Background

The prevalence and involvement of cardiac autoantibodies (aAB) in dilated cardiomyopathy (DCM) still remains unclear. Immunization of mice using immunogenic peptide sequences from cardiac proteins induces experimental autoimmune myocarditis (EAM) with consecutive DCM phenotype. This study aimed to investigate the prevalence of immunogenic epitopes from cardiac aABs in DCM patients.

Methods

In this retrospective single center study, we enrolled 83 DCM patients endomyocardial biopsy confirmed who presented between May 2010 and July 2013 at university hospital of Heidelberg. A subgroup of healthy volunteer’s served as control. Clinical characteristics from DCM patients were accessed retrospectively.
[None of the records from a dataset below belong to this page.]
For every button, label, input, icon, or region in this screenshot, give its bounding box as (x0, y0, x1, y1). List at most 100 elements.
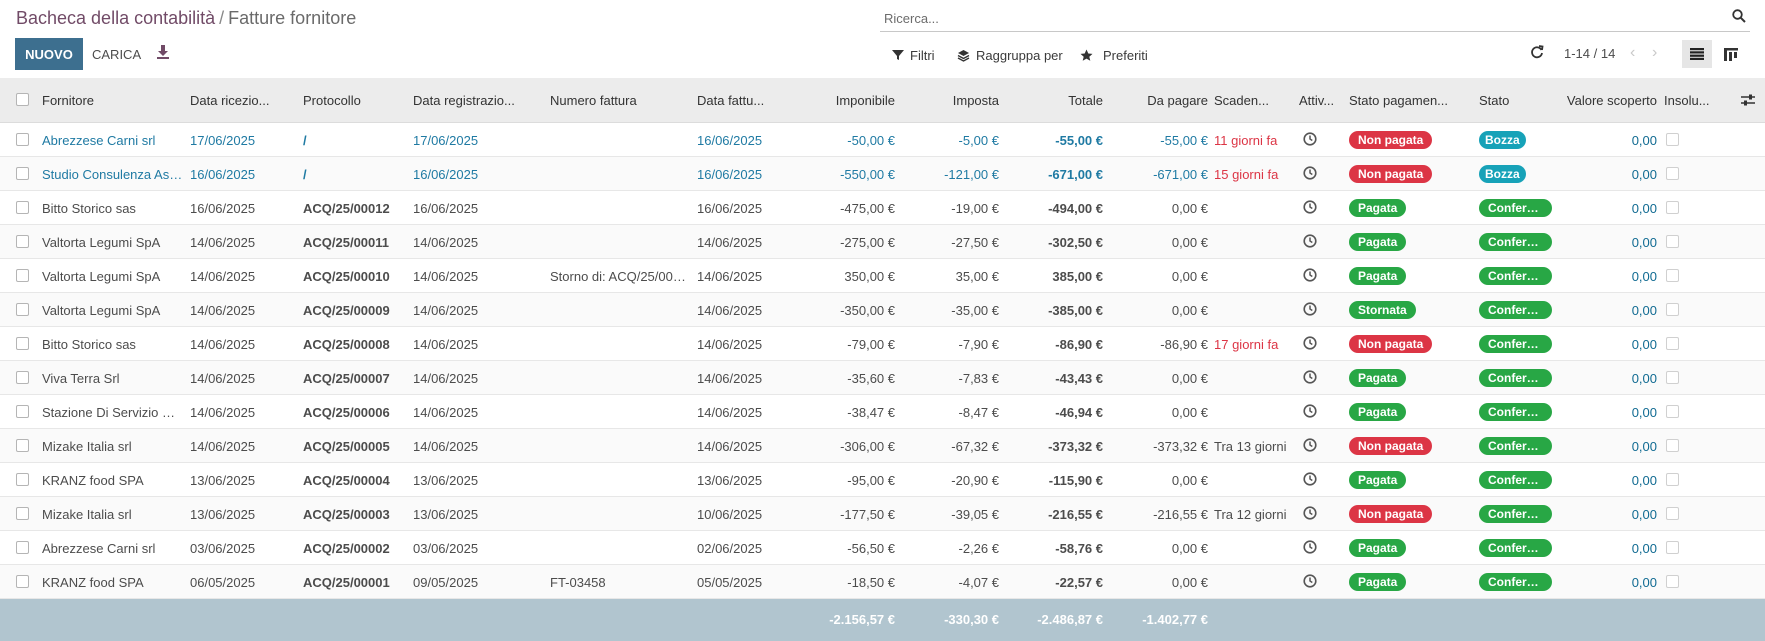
new-button[interactable]: NUOVO (15, 38, 83, 70)
cell-taxable: -35,60 € (847, 371, 895, 386)
search-icon[interactable] (1732, 9, 1748, 25)
column-due[interactable]: Scaden... (1214, 93, 1284, 108)
table-row[interactable]: Bitto Storico sas 16/06/2025 ACQ/25/00012 1… (0, 191, 1765, 225)
cell-total: -385,00 € (1048, 303, 1103, 318)
pager-value[interactable]: 1-14 / 14 (1564, 46, 1615, 61)
table-row[interactable]: Valtorta Legumi SpA 14/06/2025 ACQ/25/0000… (0, 293, 1765, 327)
table-row[interactable]: KRANZ food SPA 06/05/2025 ACQ/25/00001 09/0… (0, 565, 1765, 599)
table-row[interactable]: Valtorta Legumi SpA 14/06/2025 ACQ/25/0001… (0, 259, 1765, 293)
column-activity[interactable]: Attiv... (1299, 93, 1341, 108)
kanban-icon (1724, 47, 1738, 61)
row-checkbox[interactable] (16, 269, 29, 282)
total-to-pay: -1.402,77 € (1142, 612, 1208, 627)
column-uncovered[interactable]: Valore scoperto (1545, 93, 1657, 108)
activity-clock-icon[interactable] (1303, 506, 1318, 521)
activity-clock-icon[interactable] (1303, 540, 1318, 555)
optional-columns-icon[interactable] (1741, 93, 1755, 110)
cell-total: -22,57 € (1055, 575, 1103, 590)
download-icon[interactable] (156, 44, 172, 62)
cell-uncovered: 0,00 (1631, 405, 1657, 420)
breadcrumb-parent[interactable]: Bacheca della contabilità (16, 8, 215, 28)
column-invoice-date[interactable]: Data fattu... (697, 93, 777, 108)
activity-clock-icon[interactable] (1303, 132, 1318, 147)
row-checkbox[interactable] (16, 337, 29, 350)
activity-clock-icon[interactable] (1303, 268, 1318, 283)
cell-to-pay: -671,00 € (1153, 167, 1208, 182)
row-checkbox[interactable] (16, 201, 29, 214)
cell-registered: 14/06/2025 (413, 405, 479, 420)
cell-taxable: -56,50 € (847, 541, 895, 556)
cell-to-pay: 0,00 € (1171, 269, 1208, 284)
list-view-button[interactable] (1682, 40, 1712, 68)
row-checkbox[interactable] (16, 371, 29, 384)
cell-protocol: ACQ/25/00010 (303, 269, 390, 284)
cell-to-pay: -216,55 € (1153, 507, 1208, 522)
payment-state-badge: Non pagata (1349, 335, 1433, 353)
pager-previous-icon[interactable]: ‹ (1630, 44, 1635, 62)
search-input[interactable] (884, 8, 1704, 28)
table-row[interactable]: Bitto Storico sas 14/06/2025 ACQ/25/00008 1… (0, 327, 1765, 361)
filters-button[interactable]: Filtri (892, 46, 935, 64)
column-registered[interactable]: Data registrazio... (413, 93, 533, 108)
table-row[interactable]: Viva Terra Srl 14/06/2025 ACQ/25/00007 14/0… (0, 361, 1765, 395)
table-row[interactable]: Valtorta Legumi SpA 14/06/2025 ACQ/25/0001… (0, 225, 1765, 259)
column-unpaid[interactable]: Insolu... (1664, 93, 1714, 108)
cell-taxable: -18,50 € (847, 575, 895, 590)
pager-next-icon[interactable]: › (1652, 44, 1657, 62)
column-tax[interactable]: Imposta (900, 93, 999, 108)
column-state[interactable]: Stato (1479, 93, 1539, 108)
column-protocol[interactable]: Protocollo (303, 93, 403, 108)
cell-protocol: ACQ/25/00012 (303, 201, 390, 216)
column-to-pay[interactable]: Da pagare (1108, 93, 1208, 108)
row-checkbox[interactable] (16, 167, 29, 180)
cell-vendor: Viva Terra Srl (42, 371, 120, 386)
table-row[interactable]: Abrezzese Carni srl 03/06/2025 ACQ/25/0000… (0, 531, 1765, 565)
row-checkbox[interactable] (16, 507, 29, 520)
column-total[interactable]: Totale (1005, 93, 1103, 108)
row-checkbox[interactable] (16, 439, 29, 452)
column-vendor[interactable]: Fornitore (42, 93, 162, 108)
cell-to-pay: 0,00 € (1171, 405, 1208, 420)
column-taxable[interactable]: Imponibile (790, 93, 895, 108)
activity-clock-icon[interactable] (1303, 404, 1318, 419)
row-checkbox[interactable] (16, 405, 29, 418)
activity-clock-icon[interactable] (1303, 166, 1318, 181)
table-row[interactable]: Mizake Italia srl 14/06/2025 ACQ/25/00005 1… (0, 429, 1765, 463)
activity-clock-icon[interactable] (1303, 302, 1318, 317)
activity-clock-icon[interactable] (1303, 574, 1318, 589)
column-received[interactable]: Data ricezio... (190, 93, 290, 108)
kanban-view-button[interactable] (1716, 40, 1746, 68)
cell-received: 14/06/2025 (190, 303, 256, 318)
state-badge: Conferm... (1479, 369, 1552, 387)
table-row[interactable]: Mizake Italia srl 13/06/2025 ACQ/25/00003 1… (0, 497, 1765, 531)
state-badge: Conferm... (1479, 335, 1552, 353)
activity-clock-icon[interactable] (1303, 472, 1318, 487)
table-row[interactable]: Studio Consulenza Ass... 16/06/2025 / 16/06… (0, 157, 1765, 191)
activity-clock-icon[interactable] (1303, 234, 1318, 249)
refresh-icon[interactable] (1530, 45, 1546, 61)
row-checkbox[interactable] (16, 575, 29, 588)
column-payment-state[interactable]: Stato pagamen... (1349, 93, 1461, 108)
select-all-checkbox[interactable] (16, 93, 29, 106)
table-row[interactable]: KRANZ food SPA 13/06/2025 ACQ/25/00004 13/0… (0, 463, 1765, 497)
activity-clock-icon[interactable] (1303, 438, 1318, 453)
cell-received: 14/06/2025 (190, 269, 256, 284)
state-badge: Conferm... (1479, 539, 1552, 557)
table-row[interactable]: Stazione Di Servizio Di... 14/06/2025 ACQ/… (0, 395, 1765, 429)
activity-clock-icon[interactable] (1303, 370, 1318, 385)
activity-clock-icon[interactable] (1303, 336, 1318, 351)
row-checkbox[interactable] (16, 133, 29, 146)
row-checkbox[interactable] (16, 303, 29, 316)
column-invoice-number[interactable]: Numero fattura (550, 93, 680, 108)
activity-clock-icon[interactable] (1303, 200, 1318, 215)
row-checkbox[interactable] (16, 541, 29, 554)
cell-received: 13/06/2025 (190, 507, 256, 522)
row-checkbox[interactable] (16, 235, 29, 248)
upload-button[interactable]: CARICA (84, 38, 149, 70)
group-by-button[interactable]: Raggruppa per (957, 46, 1063, 64)
row-checkbox[interactable] (16, 473, 29, 486)
cell-protocol: ACQ/25/00003 (303, 507, 390, 522)
favorites-button[interactable]: Preferiti (1080, 46, 1148, 64)
table-row[interactable]: Abrezzese Carni srl 17/06/2025 / 17/06/2025… (0, 123, 1765, 157)
state-badge: Bozza (1479, 165, 1526, 183)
The study was performed in confirmation with the principles of Declaration of Helsinki (2008) and approved by local ethics committee. Peptide-array analysis was performed for IgG antibodies against preselected peptides from sera of DCM patients. Proteins and peptide sequences were chosen after comprehensive review of the literature for proteins inducing EAM, cardiomyopathies, myocardial inflammation or myocardial fibrosis in animal models or human. Proteins were fragmented into peptides to identify immunogenic epitopes within the respective protein. Array analysis was performed using PEPperPRINT peptide-array by PEPperPRINT Heidelberg GmbH. For analysis, the 95^th percentile of the array intensity from healthy individuals was calculated and subtracted from the intensity of each peptide from DCM patients. Positive epitopes exhibiting a positive aAB intensity in at least >12% were selected for analysis. Continuous variables are presented as medians with interquartile range. Statistical analysis was performed using MedCalc 11.1 (MedCalc Software bvba, Ostend Belgium). For generation of figures GraphPad 7 (GraphPad Software La Jolla, California) was used.  

Results

In a total of 130 screened peptide sequences, we identified 10 immunogenic epitopes. Here, aABs against peptide sequences of beta-2-adrenergic receptor (EAINCYANETCCDFFTNQAY) could be detected in 12%, beta-1-adrenergic receptor (β1AR: LMHWWRAESDEARRCYNDP) in 17%, and a total of 8 immunogenic epitopes from cardiac myosin (α-CM) were identified. Immunogenic epitopes of α-CM include aABs against peptide sequence of KRKLEDECSELKRDID in 25%, KLELQSALEEAEASLEH in 19%, KIQLEAKVKEMNERLE in 13%, IMDLENDKQQLDERLK, DQMNEHRSKAEETQRSVND and LQSALEEAEASLEHEEGKI in 13% and aABs against peptide sequences of RVLSKANSEVAQWRTKYE and RQAEEAEEQANTNLSKFR in 12% of DCM patients. For aAB positive patients in β1-AR and α-CM (KRKLEDECSELKRDID) a significant difference in hsTnT serum level and left ventricular ejection fraction (LVEF) after a follow up of 12 [8-22] months could be detected (β1-AR: hsTnT: 11 [9-31] vs. 8 [5-14], p=0.0384, LVEF: 28 [20-40] vs. 40 [30-47], p=0.0304). (α-CM: hsTnT: 10 [9-24] vs. 8 [5-14], p=0.0272, LVEF: 28 [20-41] vs. 40 [30-48], p=0.0095).

Conclusions

In this study we were able to characterize immunogenic epitopes of cardiac aABs in DCM patients. This study offers insights for potential screening mechanisms in order to identify DCM patients at risk.

Sources of Funding

This study was founded by the German Research Foundation (DFG) und the Else-Fresenius Stiftung.